И Хельга сохранила этот разговор в тайне, продолжая прятать сына. А Куд маялся от скуки, коротая дни в маленькой пустой палате. Вокруг будто бы не происходило ничего, и мальчик сидел, уставившись в окно и считая, сколько раз дворник махнул метлой, выбрасывая опадающую листву с тротуара на газон. Он думал о том, что Нина, которая обещала звонить ему чаще, почему-то все еще не позвонила, хотя с прошлого звонка прошел почти месяц, и надеялся, что девочка не солгала. Он пытался понять, куда то уходит, то приходит его мать и почему каждый раз в сопровождении одного из санитаров. Почему она кормит его прямо в палате, хотя сама ходит в столовую, сюда же приносит для него лекарства, когда свои принимает не здесь. В конце концов, почему Хельга купает его ночами, когда на стене висит расписание работы душа — совсем другое. Куд думал обо всем этом не в первый раз, играя в своеобразную игру: собери картинку целиком. И с каждым разом додумывался до большего. Ему удалось установить, что мать водят на лечение и беседы с психологом: она возвращалась в приподнятом настроении, даже если уходила едва ли не в ярости, как после того раза, когда он попросил сигарету, и Хельга его наказала, надолго отбив желание даже вспоминать о табаке. Ее действительно лечили, только каждый день.

Ее лечили, а вот Куда, как думал сам мальчик, испытывали на прочность. Доктор задавал странные вопросы, которые, казалось, совсем не похожи на терапию. И каждый раз пытался выяснить, почему Куд считает себя мальчиком.

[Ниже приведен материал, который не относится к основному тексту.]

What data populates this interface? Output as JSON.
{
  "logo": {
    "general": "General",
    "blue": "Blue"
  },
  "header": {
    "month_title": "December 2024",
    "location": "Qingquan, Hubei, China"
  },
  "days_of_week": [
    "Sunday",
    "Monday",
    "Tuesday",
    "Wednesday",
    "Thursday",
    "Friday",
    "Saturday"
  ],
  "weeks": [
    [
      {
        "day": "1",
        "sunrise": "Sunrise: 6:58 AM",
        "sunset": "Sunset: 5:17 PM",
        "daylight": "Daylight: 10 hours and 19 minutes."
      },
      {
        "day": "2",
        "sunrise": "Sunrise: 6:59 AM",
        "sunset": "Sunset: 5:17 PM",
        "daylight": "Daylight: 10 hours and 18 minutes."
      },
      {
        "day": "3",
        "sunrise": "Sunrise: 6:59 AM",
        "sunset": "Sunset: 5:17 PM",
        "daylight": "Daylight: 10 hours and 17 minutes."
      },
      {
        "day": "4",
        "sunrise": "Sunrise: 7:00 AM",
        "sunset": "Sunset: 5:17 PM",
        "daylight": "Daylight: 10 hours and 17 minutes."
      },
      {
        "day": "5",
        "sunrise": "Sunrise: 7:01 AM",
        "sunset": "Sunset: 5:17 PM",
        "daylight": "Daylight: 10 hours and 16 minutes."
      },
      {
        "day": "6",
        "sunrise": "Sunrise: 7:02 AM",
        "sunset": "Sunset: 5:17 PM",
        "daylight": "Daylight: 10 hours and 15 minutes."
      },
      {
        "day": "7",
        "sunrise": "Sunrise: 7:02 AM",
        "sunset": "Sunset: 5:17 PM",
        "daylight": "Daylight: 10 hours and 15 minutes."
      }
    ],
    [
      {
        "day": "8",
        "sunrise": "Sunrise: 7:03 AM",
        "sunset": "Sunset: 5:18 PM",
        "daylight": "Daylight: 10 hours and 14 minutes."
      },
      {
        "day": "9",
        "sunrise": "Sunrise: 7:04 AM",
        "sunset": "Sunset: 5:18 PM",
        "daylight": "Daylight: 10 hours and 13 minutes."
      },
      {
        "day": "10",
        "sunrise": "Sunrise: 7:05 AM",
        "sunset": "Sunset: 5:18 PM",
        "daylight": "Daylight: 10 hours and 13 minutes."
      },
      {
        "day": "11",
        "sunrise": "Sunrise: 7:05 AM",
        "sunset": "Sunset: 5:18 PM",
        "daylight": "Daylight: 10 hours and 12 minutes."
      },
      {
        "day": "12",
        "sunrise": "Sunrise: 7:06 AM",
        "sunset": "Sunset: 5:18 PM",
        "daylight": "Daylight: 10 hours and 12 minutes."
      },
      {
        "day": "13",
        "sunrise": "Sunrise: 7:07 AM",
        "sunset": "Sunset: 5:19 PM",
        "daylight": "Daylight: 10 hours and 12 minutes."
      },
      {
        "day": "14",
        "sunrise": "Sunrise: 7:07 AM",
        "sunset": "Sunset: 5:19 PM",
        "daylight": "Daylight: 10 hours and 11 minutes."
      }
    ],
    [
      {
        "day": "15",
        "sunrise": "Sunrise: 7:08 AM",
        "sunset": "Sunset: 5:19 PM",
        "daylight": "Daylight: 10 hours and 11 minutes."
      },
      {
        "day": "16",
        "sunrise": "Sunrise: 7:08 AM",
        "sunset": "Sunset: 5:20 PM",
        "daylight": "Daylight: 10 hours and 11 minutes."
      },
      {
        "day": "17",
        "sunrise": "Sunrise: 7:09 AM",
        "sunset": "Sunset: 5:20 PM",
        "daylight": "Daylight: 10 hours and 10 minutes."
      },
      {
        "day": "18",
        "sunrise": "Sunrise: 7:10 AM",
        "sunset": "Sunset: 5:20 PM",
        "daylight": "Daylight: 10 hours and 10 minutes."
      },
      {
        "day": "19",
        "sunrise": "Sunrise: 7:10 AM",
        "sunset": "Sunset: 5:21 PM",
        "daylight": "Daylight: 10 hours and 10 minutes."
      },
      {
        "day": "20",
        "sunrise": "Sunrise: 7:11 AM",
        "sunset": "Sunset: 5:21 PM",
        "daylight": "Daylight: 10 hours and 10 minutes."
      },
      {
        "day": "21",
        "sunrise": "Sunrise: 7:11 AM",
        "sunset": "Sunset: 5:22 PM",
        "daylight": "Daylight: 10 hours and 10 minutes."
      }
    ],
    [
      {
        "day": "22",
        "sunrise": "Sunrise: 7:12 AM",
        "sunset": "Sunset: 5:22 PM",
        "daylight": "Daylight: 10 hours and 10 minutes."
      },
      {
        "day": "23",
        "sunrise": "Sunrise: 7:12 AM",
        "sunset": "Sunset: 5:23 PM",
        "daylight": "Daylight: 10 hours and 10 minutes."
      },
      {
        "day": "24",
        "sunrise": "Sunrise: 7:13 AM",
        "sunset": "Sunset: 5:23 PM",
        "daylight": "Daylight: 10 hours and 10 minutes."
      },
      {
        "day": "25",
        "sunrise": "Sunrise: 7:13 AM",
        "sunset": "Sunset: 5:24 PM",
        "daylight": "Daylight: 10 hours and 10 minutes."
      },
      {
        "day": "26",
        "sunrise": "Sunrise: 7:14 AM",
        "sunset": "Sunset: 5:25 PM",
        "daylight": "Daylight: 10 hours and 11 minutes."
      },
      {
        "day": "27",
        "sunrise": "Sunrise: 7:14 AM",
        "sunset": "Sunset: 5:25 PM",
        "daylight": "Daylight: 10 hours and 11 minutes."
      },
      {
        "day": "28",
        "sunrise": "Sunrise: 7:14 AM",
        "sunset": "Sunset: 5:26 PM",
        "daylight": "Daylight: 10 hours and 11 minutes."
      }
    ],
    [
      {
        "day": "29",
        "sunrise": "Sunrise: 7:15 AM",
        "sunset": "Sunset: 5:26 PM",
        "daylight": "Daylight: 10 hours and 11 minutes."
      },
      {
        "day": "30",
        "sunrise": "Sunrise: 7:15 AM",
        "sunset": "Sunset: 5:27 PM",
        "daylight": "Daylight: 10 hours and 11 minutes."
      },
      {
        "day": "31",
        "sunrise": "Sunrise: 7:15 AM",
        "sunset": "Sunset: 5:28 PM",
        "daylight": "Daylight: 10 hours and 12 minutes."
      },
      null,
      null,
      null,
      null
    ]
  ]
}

Когда женщина в очередной раз вернулась с обеда, принеся поднос с несоленой и несладкой кашей, что липла к зубам, Куд попросил одеяло — он замерз, пока наблюдал за дворником, который как раз скрылся из виду. Хельга, как обычно, почти безразлично набросила на плечи сына тяжелое ватное покрывало и про себя тихо порадовалась, что Куд вообще о чем-либо ее просит: он даже с пуговицами научился справляться самостоятельно, игнорируя помощь как таковую. И тут же, чтобы сын не увидел промелькнувшую на губах улыбку, стянула его с подоконника, бросив, что надо поесть. Она кормила его торопливо, опасаясь, что каша остынет, но при этом ругалась, что Куд пережевывает недостаточно тщательно. Мальчик же пытался убедить, что и жевать в этой каше нечего — в ней твердого только намерение Хельги его покормить. Но аргумент матери относительно ноющего живота заставил Куда замолчать. У него действительно часто болел живот, и мальчика это беспокоило.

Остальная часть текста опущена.